There is a certain irony in his family’s eventual acceptance of his new nature. Gregor is forced to come to terms with his alienation, just as his family comes to accept what he has become. If those closest to him reject him, then he can make terms with his alienation, and accept that he cannot exist as an insect. “He thought back on his family with deep emotion and love. His conviction that he would have to disappear was, if possible, even firmer than his sister’s” (Kafka, 1947, 38). Ultimately, Samsa’s transformation is a journey of self-discovery, a means of coming to grips with immutable truths about the human condition, about perception and the impossibility of making peace with a world that will not accept the individual on his own terms. As such, Samsa’s strange journey approximates the agonizing, yet enlightening journey of life itself. In The Metamorphosis, Samsa struggles vainly against a fate that seems horribly unjust, arbitrary and humiliating. He has no control over what happens to him, and decides the only way to resolve his situation is through the peaceful oblivion of death.

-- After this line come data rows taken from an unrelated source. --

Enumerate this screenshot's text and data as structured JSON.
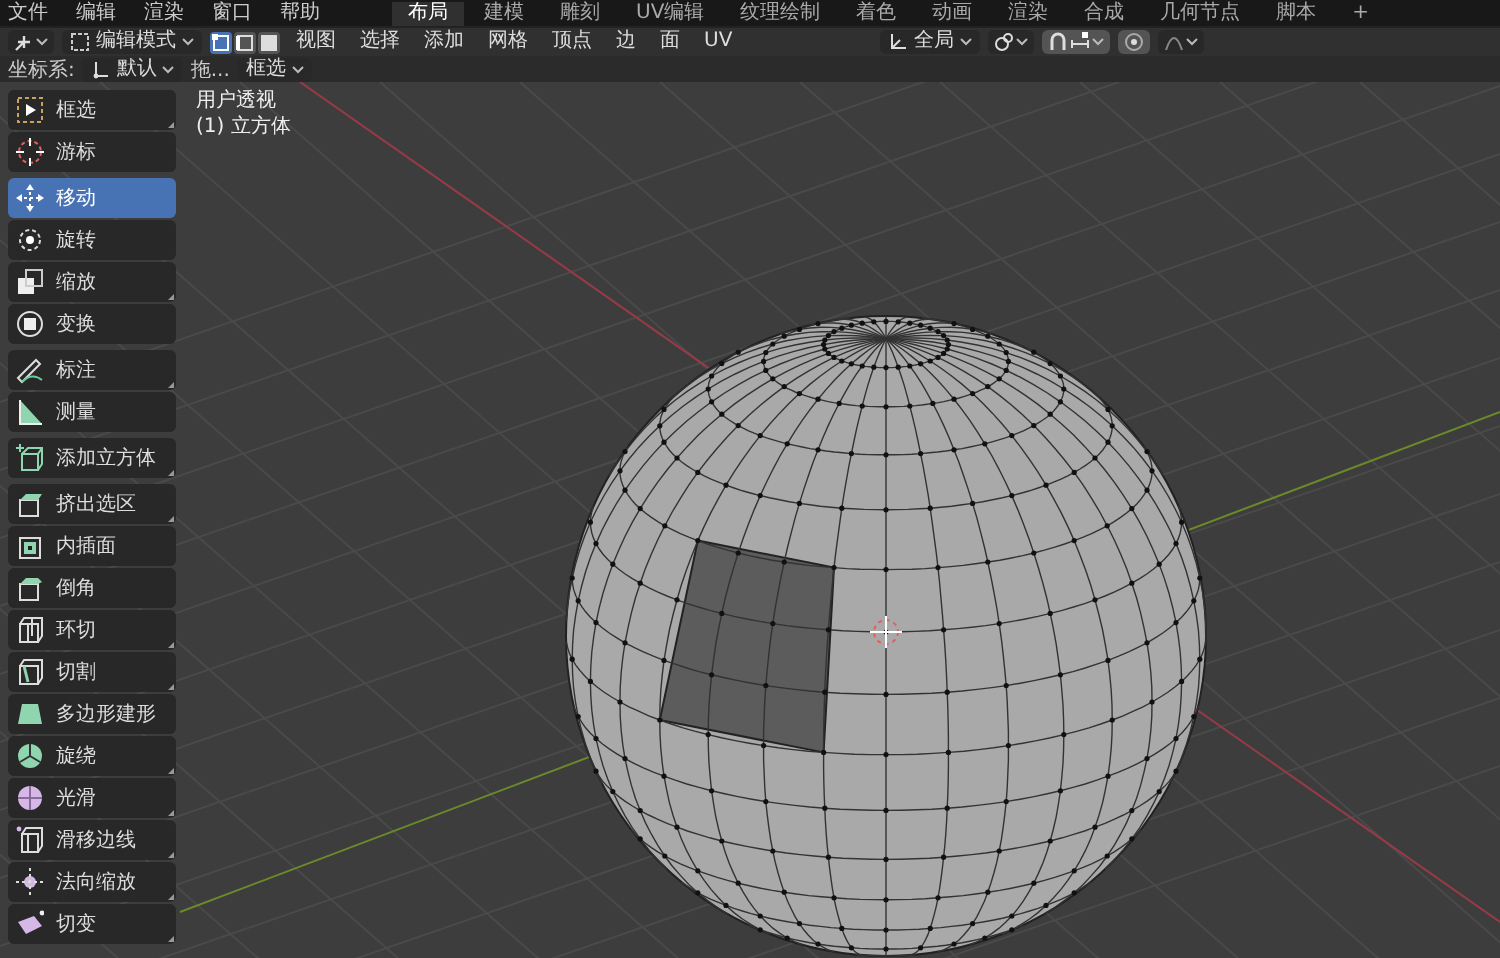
{
  "menu_bar": {
    "items": [
      "文件",
      "编辑",
      "渲染",
      "窗口",
      "帮助"
    ]
  },
  "workspace_tabs": [
    {
      "label": "布局",
      "selected": true
    },
    {
      "label": "建模",
      "selected": false
    },
    {
      "label": "雕刻",
      "selected": false
    },
    {
      "label": "UV编辑",
      "selected": false
    },
    {
      "label": "纹理绘制",
      "selected": false
    },
    {
      "label": "着色",
      "selected": false
    },
    {
      "label": "动画",
      "selected": false
    },
    {
      "label": "渲染",
      "selected": false
    },
    {
      "label": "合成",
      "selected": false
    },
    {
      "label": "几何节点",
      "selected": false
    },
    {
      "label": "脚本",
      "selected": false
    },
    {
      "label": "+",
      "selected": false
    }
  ],
  "header": {
    "mode": "编辑模式",
    "select_modes": [
      {
        "selected": true
      },
      {
        "selected": false
      },
      {
        "selected": false
      }
    ],
    "menus": [
      "视图",
      "选择",
      "添加",
      "网格",
      "顶点",
      "边",
      "面",
      "UV"
    ],
    "orientation": "全局"
  },
  "tool_settings": {
    "label": "坐标系:",
    "orientation": "默认",
    "drag_label": "拖...",
    "drag_value": "框选"
  },
  "toolbar": {
    "groups": [
      [
        {
          "label": "框选",
          "selected": false,
          "has_variants": true
        },
        {
          "label": "游标",
          "selected": false,
          "has_variants": false
        }
      ],
      [
        {
          "label": "移动",
          "selected": true,
          "has_variants": false
        },
        {
          "label": "旋转",
          "selected": false,
          "has_variants": false
        },
        {
          "label": "缩放",
          "selected": false,
          "has_variants": true
        },
        {
          "label": "变换",
          "selected": false,
          "has_variants": false
        }
      ],
      [
        {
          "label": "标注",
          "selected": false,
          "has_variants": true
        },
        {
          "label": "测量",
          "selected": false,
          "has_variants": false
        }
      ],
      [
        {
          "label": "添加立方体",
          "selected": false,
          "has_variants": true
        }
      ],
      [
        {
          "label": "挤出选区",
          "selected": false,
          "has_variants": true
        },
        {
          "label": "内插面",
          "selected": false,
          "has_variants": false
        },
        {
          "label": "倒角",
          "selected": false,
          "has_variants": false
        },
        {
          "label": "环切",
          "selected": false,
          "has_variants": true
        },
        {
          "label": "切割",
          "selected": false,
          "has_variants": true
        },
        {
          "label": "多边形建形",
          "selected": false,
          "has_variants": false
        },
        {
          "label": "旋绕",
          "selected": false,
          "has_variants": true
        },
        {
          "label": "光滑",
          "selected": false,
          "has_variants": true
        },
        {
          "label": "滑移边线",
          "selected": false,
          "has_variants": true
        },
        {
          "label": "法向缩放",
          "selected": false,
          "has_variants": true
        },
        {
          "label": "切变",
          "selected": false,
          "has_variants": true
        }
      ]
    ]
  },
  "viewport": {
    "view_name": "用户透视",
    "object_name": "(1) 立方体"
  }
}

In the end, Samsa comes to accept that he does cares deeply about his father, mother and sister. His decision to die is freeing in that it releases him from a situation in which he has no control over his fate; it also allows him to make a selfless gesture toward his family, symbolically rejecting his alienation and liberating them from his presence. Acceptance brings a kind of triumph over alienation, and its dehumanizing effects. Samsa’s “externally induced expectations of himself” prove utterly impossible to overcome, so he turns into a verminous insect, the very image of inadequacy and failure (Kohzadi, et al, 2012, 1606). The painful process of self-realization leads him to transcend his intolerable sense of his own unworthiness, bringing him to a freedom in which he can resolve within himself the inadequacy of his own mortality. This is the inevitable course of human life, with resigned acceptance the only path open to human beings. Acceptance offers a form of consolation and release from the misery of alienation, a release found only in death: “So in his death (Samsa) is both extinguished and set free” (1606).